Perhaps Biden is currying favor with California Governor Gavin Newsom, who in August announced his state’s plans to phase out gasoline-powered car sales altogether by 2035, and who more recently announced that he wouldn’t challenge Joe Biden for the Democrat presidential nomination in 2024.
We should note here that Biden is equally ambitious on the EV front, having buried a crony-capitalistic goal of 2030 as the date for having 50% of all vehicle sales being EVs.
There are few examples of Democrat hypocrisy that are more rich than their willingness to let other nations with far worse environmental standards and far weaker child labor protection laws do our dirty work for us — work such as our mining and drilling, work that we tend to do more cleanly than anyone else on the planet.
Indeed, Joe Biden’s NIMBYism in this regard is consistent if nothing else: He appears equally unwilling to allow mining in this country as he is to allow drilling, choosing instead to farm the former out to the children of Third World African countries and to prop up the America-hating socialist government of Venezuela for the latter.
This African exploitation agreement puts us in good company as a planetary despoiler, however. Recall that China has been feeding our EV addiction by strip-mining the nation of Myanmar.
Pete Stauber, the top Republican on the House Natural Resources Energy and Mineral Subcommittee, wasn’t having any of it:
“It’s egregious,” he said, “that the Biden administration would enter into an MOU to mine critical minerals in the Congo, where we know they use child slave labor to mine these minerals and they have almost zero labor standards and almost zero environmental standards. And yet this administration will not allow mining in the United States.”

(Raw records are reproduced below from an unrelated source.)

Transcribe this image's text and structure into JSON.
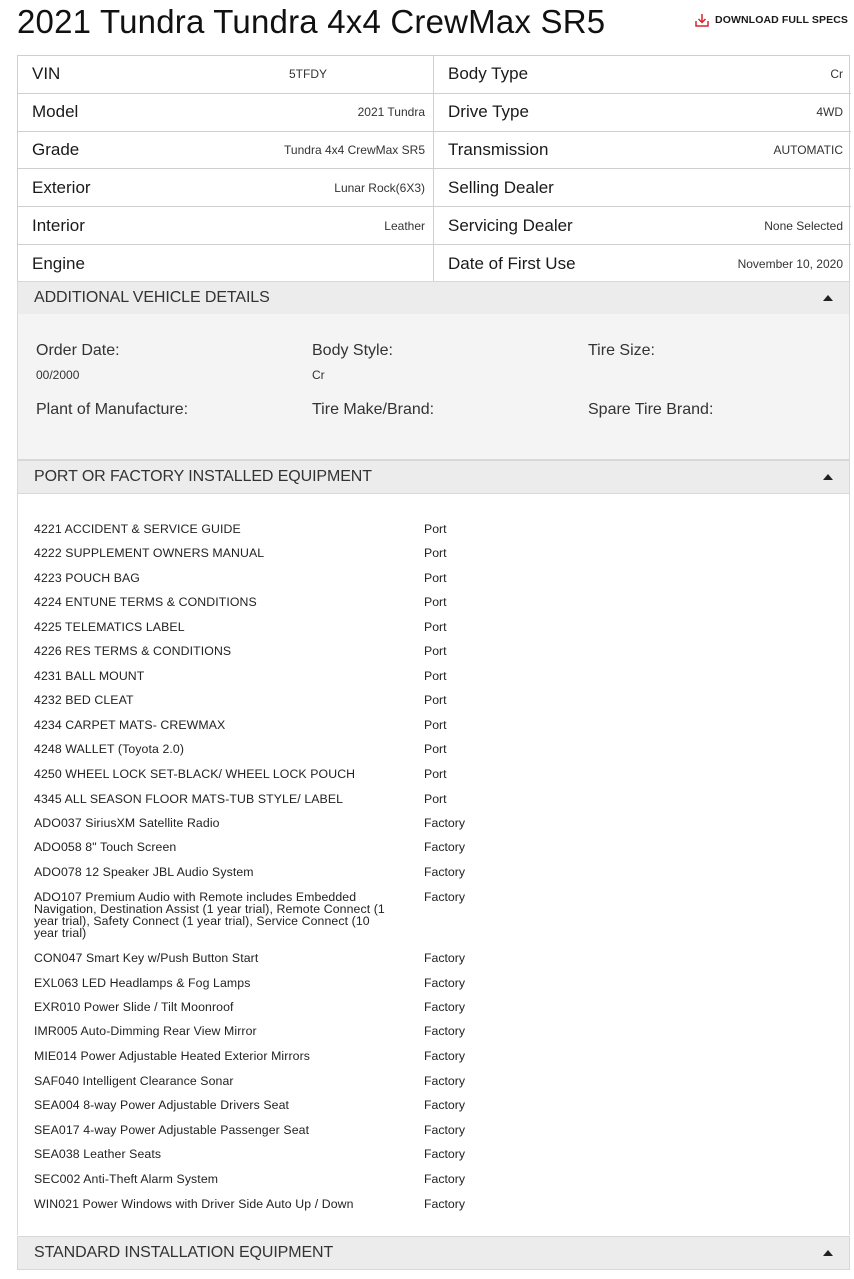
{
  "page": {
    "title": "2021 Tundra Tundra 4x4 CrewMax SR5",
    "download_label": "DOWNLOAD FULL SPECS"
  },
  "specs": {
    "vin": {
      "label": "VIN",
      "value": "5TFDY"
    },
    "body_type": {
      "label": "Body Type",
      "value": "Cr"
    },
    "model": {
      "label": "Model",
      "value": "2021 Tundra"
    },
    "drive_type": {
      "label": "Drive Type",
      "value": "4WD"
    },
    "grade": {
      "label": "Grade",
      "value": "Tundra 4x4 CrewMax SR5"
    },
    "transmission": {
      "label": "Transmission",
      "value": "AUTOMATIC"
    },
    "exterior": {
      "label": "Exterior",
      "value": "Lunar Rock(6X3)"
    },
    "selling_dealer": {
      "label": "Selling Dealer",
      "value": ""
    },
    "interior": {
      "label": "Interior",
      "value": "Leather"
    },
    "servicing_dealer": {
      "label": "Servicing Dealer",
      "value": "None Selected"
    },
    "engine": {
      "label": "Engine",
      "value": ""
    },
    "first_use": {
      "label": "Date of First Use",
      "value": "November 10, 2020"
    }
  },
  "additional": {
    "title": "ADDITIONAL VEHICLE DETAILS",
    "order_date": {
      "label": "Order Date:",
      "value": "00/2000"
    },
    "body_style": {
      "label": "Body Style:",
      "value": "Cr"
    },
    "tire_size": {
      "label": "Tire Size:",
      "value": ""
    },
    "plant": {
      "label": "Plant of Manufacture:",
      "value": ""
    },
    "tire_make": {
      "label": "Tire Make/Brand:",
      "value": ""
    },
    "spare_tire": {
      "label": "Spare Tire Brand:",
      "value": ""
    }
  },
  "equipment": {
    "title": "PORT OR FACTORY INSTALLED EQUIPMENT",
    "items": [
      {
        "name": "4221 ACCIDENT & SERVICE GUIDE",
        "type": "Port"
      },
      {
        "name": "4222 SUPPLEMENT OWNERS MANUAL",
        "type": "Port"
      },
      {
        "name": "4223 POUCH BAG",
        "type": "Port"
      },
      {
        "name": "4224 ENTUNE TERMS & CONDITIONS",
        "type": "Port"
      },
      {
        "name": "4225 TELEMATICS LABEL",
        "type": "Port"
      },
      {
        "name": "4226 RES TERMS & CONDITIONS",
        "type": "Port"
      },
      {
        "name": "4231 BALL MOUNT",
        "type": "Port"
      },
      {
        "name": "4232 BED CLEAT",
        "type": "Port"
      },
      {
        "name": "4234 CARPET MATS- CREWMAX",
        "type": "Port"
      },
      {
        "name": "4248 WALLET (Toyota 2.0)",
        "type": "Port"
      },
      {
        "name": "4250 WHEEL LOCK SET-BLACK/ WHEEL LOCK POUCH",
        "type": "Port"
      },
      {
        "name": "4345 ALL SEASON FLOOR MATS-TUB STYLE/ LABEL",
        "type": "Port"
      },
      {
        "name": "ADO037 SiriusXM Satellite Radio",
        "type": "Factory"
      },
      {
        "name": "ADO058 8\" Touch Screen",
        "type": "Factory"
      },
      {
        "name": "ADO078 12 Speaker JBL Audio System",
        "type": "Factory"
      },
      {
        "name": "ADO107 Premium Audio with Remote  includes Embedded Navigation, Destination Assist (1 year trial), Remote Connect (1 year trial), Safety Connect (1 year trial), Service Connect (10 year trial)",
        "type": "Factory"
      },
      {
        "name": "CON047 Smart Key w/Push Button Start",
        "type": "Factory"
      },
      {
        "name": "EXL063 LED Headlamps & Fog Lamps",
        "type": "Factory"
      },
      {
        "name": "EXR010 Power Slide / Tilt Moonroof",
        "type": "Factory"
      },
      {
        "name": "IMR005 Auto-Dimming Rear View Mirror",
        "type": "Factory"
      },
      {
        "name": "MIE014 Power Adjustable Heated Exterior Mirrors",
        "type": "Factory"
      },
      {
        "name": "SAF040 Intelligent Clearance Sonar",
        "type": "Factory"
      },
      {
        "name": "SEA004 8-way Power Adjustable Drivers Seat",
        "type": "Factory"
      },
      {
        "name": "SEA017 4-way Power Adjustable Passenger Seat",
        "type": "Factory"
      },
      {
        "name": "SEA038 Leather Seats",
        "type": "Factory"
      },
      {
        "name": "SEC002 Anti-Theft Alarm System",
        "type": "Factory"
      },
      {
        "name": "WIN021 Power Windows with Driver Side Auto Up / Down",
        "type": "Factory"
      }
    ]
  },
  "standard": {
    "title": "STANDARD INSTALLATION EQUIPMENT"
  },
  "colors": {
    "download_icon": "#d9232e",
    "section_bg": "#ececec",
    "border": "#cfcfcf"
  }
}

“Don’t just listen to Joe Biden and his activist administration’s words, look at their actions,” Stauber continued. “Joe Biden, as far as workers go and mining goes, is ‘anywhere but America and any worker but American.’ It’s unacceptable.”
It’s also unnecessary. “We have robust mineral reserves here in the U.S.,” said National Mining Association spokesperson Ashley Burke. “There is simply no better place for the administration to be supporting mining projects, supporting our economy with high-paying American jobs that are producing American materials under world-leading environmental, labor, and safety standards.”
Remember, though: This isn’t about “world-leading environmental, labor, and safety standards.” This about the children.